11. Acontece, que nem a Sentença nem o Acórdão que a confirma descriminaram os factos provados, nela não se indicando concretamente quais os factos materiais que se têm como assentes, tendo-se de imediato passado à decisão.

12. Nesta medida, estamos perante um caso de omissão total da matéria de facto, que precede e é substrato da decisão final, dando origem a uma nulidade prevista no artigo 615.º/1, al. b), do CPC, que se arguiu para todos os efeitos legais.

Termina pugnando pela revogação do acórdão recorrido com as consequências legais.
Os recorridos não apresentaram contra-alegações.

Neste Tribunal Central Administrativo, o Ministério Público, notificado nos termos e para os efeitos do art 146º nº 1 do CPTA, nada disse.

Foi proferida decisão sumária pelo relator que concedeu provimento ao recurso e, revogando a decisão recorrida, ordenou a baixa do processo ao Tribunal a quo, para aí prosseguir os seus termos.

A Universidade de Évora reclama para a conferência da decisão sumária do relator.

*

Nos termos dos arts 652º, nº 1, al c) e nº 3 e 656º do CPC, a reclamação para a conferência constitui o meio adjetivo próprio ao dispor da parte que se sinta prejudicada pela decisão individual e sumária do relator sobre o objeto do recurso.

A reclamação para a conferência da decisão sumária proferida apenas pelo relator faz retroagir o conhecimento em conferência do mérito da apelação ao momento anterior àquela decisão sumária.

Cumpre, pois, reapreciar as questões suscitadas pelo recorrente em sede de conclusões, fazendo retroagir o conhecimento do mérito do recurso ao momento anterior à decisão singular de mérito proferida pelo relator.

Colhidos os vistos vêm os autos à Conferência para apreciação da reclamação deduzida.

Objeto do recurso:

As questões suscitadas pela recorrente, delimitadas pelas alegações de recurso e respetivas conclusões, traduzem-se em saber se: a decisão recorrida padece de nulidade por omissão de fundamentação de facto e se incorreu em erro de julgamento ao julgar extinta a instância por inutilidade superveniente da lide.

Fundamentação de facto:

Com interesse para o conhecimento do objeto do recurso, resulta provada a factualidade seguinte:

A) A autora foi opositora ao concurso documental para recrutamento de um professor catedrático para o quadro do pessoal docente da Universidade de Évora, para a disciplina de Paleontologia, aberto por edital nº 327/2005 (2ª série), publicado no DR, nº 33, de 16.2.2005.

B) Também a contrainteressada se candidatou ao mesmo procedimento concursal.

C) A 2.11.2005 o júri deliberou ordenar em 1º lugar a ora recorrente.

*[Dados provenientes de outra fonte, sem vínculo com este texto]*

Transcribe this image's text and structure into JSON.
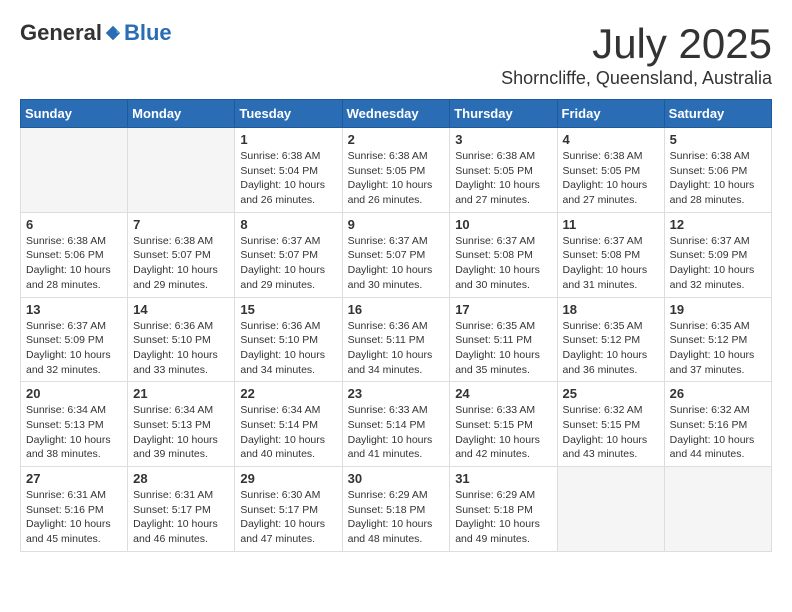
{
  "logo": {
    "general": "General",
    "blue": "Blue"
  },
  "header": {
    "month": "July 2025",
    "location": "Shorncliffe, Queensland, Australia"
  },
  "weekdays": [
    "Sunday",
    "Monday",
    "Tuesday",
    "Wednesday",
    "Thursday",
    "Friday",
    "Saturday"
  ],
  "weeks": [
    [
      {
        "day": "",
        "info": ""
      },
      {
        "day": "",
        "info": ""
      },
      {
        "day": "1",
        "info": "Sunrise: 6:38 AM\nSunset: 5:04 PM\nDaylight: 10 hours and 26 minutes."
      },
      {
        "day": "2",
        "info": "Sunrise: 6:38 AM\nSunset: 5:05 PM\nDaylight: 10 hours and 26 minutes."
      },
      {
        "day": "3",
        "info": "Sunrise: 6:38 AM\nSunset: 5:05 PM\nDaylight: 10 hours and 27 minutes."
      },
      {
        "day": "4",
        "info": "Sunrise: 6:38 AM\nSunset: 5:05 PM\nDaylight: 10 hours and 27 minutes."
      },
      {
        "day": "5",
        "info": "Sunrise: 6:38 AM\nSunset: 5:06 PM\nDaylight: 10 hours and 28 minutes."
      }
    ],
    [
      {
        "day": "6",
        "info": "Sunrise: 6:38 AM\nSunset: 5:06 PM\nDaylight: 10 hours and 28 minutes."
      },
      {
        "day": "7",
        "info": "Sunrise: 6:38 AM\nSunset: 5:07 PM\nDaylight: 10 hours and 29 minutes."
      },
      {
        "day": "8",
        "info": "Sunrise: 6:37 AM\nSunset: 5:07 PM\nDaylight: 10 hours and 29 minutes."
      },
      {
        "day": "9",
        "info": "Sunrise: 6:37 AM\nSunset: 5:07 PM\nDaylight: 10 hours and 30 minutes."
      },
      {
        "day": "10",
        "info": "Sunrise: 6:37 AM\nSunset: 5:08 PM\nDaylight: 10 hours and 30 minutes."
      },
      {
        "day": "11",
        "info": "Sunrise: 6:37 AM\nSunset: 5:08 PM\nDaylight: 10 hours and 31 minutes."
      },
      {
        "day": "12",
        "info": "Sunrise: 6:37 AM\nSunset: 5:09 PM\nDaylight: 10 hours and 32 minutes."
      }
    ],
    [
      {
        "day": "13",
        "info": "Sunrise: 6:37 AM\nSunset: 5:09 PM\nDaylight: 10 hours and 32 minutes."
      },
      {
        "day": "14",
        "info": "Sunrise: 6:36 AM\nSunset: 5:10 PM\nDaylight: 10 hours and 33 minutes."
      },
      {
        "day": "15",
        "info": "Sunrise: 6:36 AM\nSunset: 5:10 PM\nDaylight: 10 hours and 34 minutes."
      },
      {
        "day": "16",
        "info": "Sunrise: 6:36 AM\nSunset: 5:11 PM\nDaylight: 10 hours and 34 minutes."
      },
      {
        "day": "17",
        "info": "Sunrise: 6:35 AM\nSunset: 5:11 PM\nDaylight: 10 hours and 35 minutes."
      },
      {
        "day": "18",
        "info": "Sunrise: 6:35 AM\nSunset: 5:12 PM\nDaylight: 10 hours and 36 minutes."
      },
      {
        "day": "19",
        "info": "Sunrise: 6:35 AM\nSunset: 5:12 PM\nDaylight: 10 hours and 37 minutes."
      }
    ],
    [
      {
        "day": "20",
        "info": "Sunrise: 6:34 AM\nSunset: 5:13 PM\nDaylight: 10 hours and 38 minutes."
      },
      {
        "day": "21",
        "info": "Sunrise: 6:34 AM\nSunset: 5:13 PM\nDaylight: 10 hours and 39 minutes."
      },
      {
        "day": "22",
        "info": "Sunrise: 6:34 AM\nSunset: 5:14 PM\nDaylight: 10 hours and 40 minutes."
      },
      {
        "day": "23",
        "info": "Sunrise: 6:33 AM\nSunset: 5:14 PM\nDaylight: 10 hours and 41 minutes."
      },
      {
        "day": "24",
        "info": "Sunrise: 6:33 AM\nSunset: 5:15 PM\nDaylight: 10 hours and 42 minutes."
      },
      {
        "day": "25",
        "info": "Sunrise: 6:32 AM\nSunset: 5:15 PM\nDaylight: 10 hours and 43 minutes."
      },
      {
        "day": "26",
        "info": "Sunrise: 6:32 AM\nSunset: 5:16 PM\nDaylight: 10 hours and 44 minutes."
      }
    ],
    [
      {
        "day": "27",
        "info": "Sunrise: 6:31 AM\nSunset: 5:16 PM\nDaylight: 10 hours and 45 minutes."
      },
      {
        "day": "28",
        "info": "Sunrise: 6:31 AM\nSunset: 5:17 PM\nDaylight: 10 hours and 46 minutes."
      },
      {
        "day": "29",
        "info": "Sunrise: 6:30 AM\nSunset: 5:17 PM\nDaylight: 10 hours and 47 minutes."
      },
      {
        "day": "30",
        "info": "Sunrise: 6:29 AM\nSunset: 5:18 PM\nDaylight: 10 hours and 48 minutes."
      },
      {
        "day": "31",
        "info": "Sunrise: 6:29 AM\nSunset: 5:18 PM\nDaylight: 10 hours and 49 minutes."
      },
      {
        "day": "",
        "info": ""
      },
      {
        "day": "",
        "info": ""
      }
    ]
  ]
}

D) O relatório do júri foi notificado às candidatas e a contrainteressada/ recorrida, nomeadamente, requereu a declaração de impedimento de um membro do júri, o Professor Catedrático R................

E) Por despacho de 30.3.2006 foi deferido o incidente de impedimento e ordenada a constituição de um novo júri.

F) A 25.7.2006 a ora recorrente, B................., instaurou ação administrativa especial contra Universidade de Évora e contra a contrainteressada A.................., pedindo: (1) a anulação do ato praticado em 30.3.2006; (2) a anulação de todos os atos praticados que derivem do ato de 30.3.2006; (3) a homologação da decisão do júri do concurso e, consequentemente, ser a autora provida no lugar a que concorreu.

G) Foram proferidos ainda, e pedida a respetiva anulação, em 30.4.2007, o despacho que determinou o prosseguimento do concurso e a substituição de dois membros do júri, de acordo com a sua nova composição constante do edital nº 330/2007 (2ª série); o despacho de 29.1.2008, que homologou o relatório final do júri; o despacho de 7.2.2008, que nomeou a Dra. A................. Professora catedrática, a título definitivo, do Quadro de Pessoal Docente da Universidade de Évora.

H) No curso da ação, em 13.8.2013, foi publicado em DR o aviso que tornou pública a aposentação da autora/ recorrente (documento junto aos autos).

I) A 19.6.2014 o TAF de Beja proferiu sentença que julgou extinta a instância por inutilidade superveniente da lide, porquanto a autora, por se ter aposentado no ano de 2013, não pode ser provida como Professora Catedrática da Universidade de Évora, mesmo que tal fosse o resultado do procedimento concursal (consulta do processo).

J) A autora reclamou para a Conferência, com fundamento em erro de julgamento e omissão de fundamentação de facto (consulta do processo).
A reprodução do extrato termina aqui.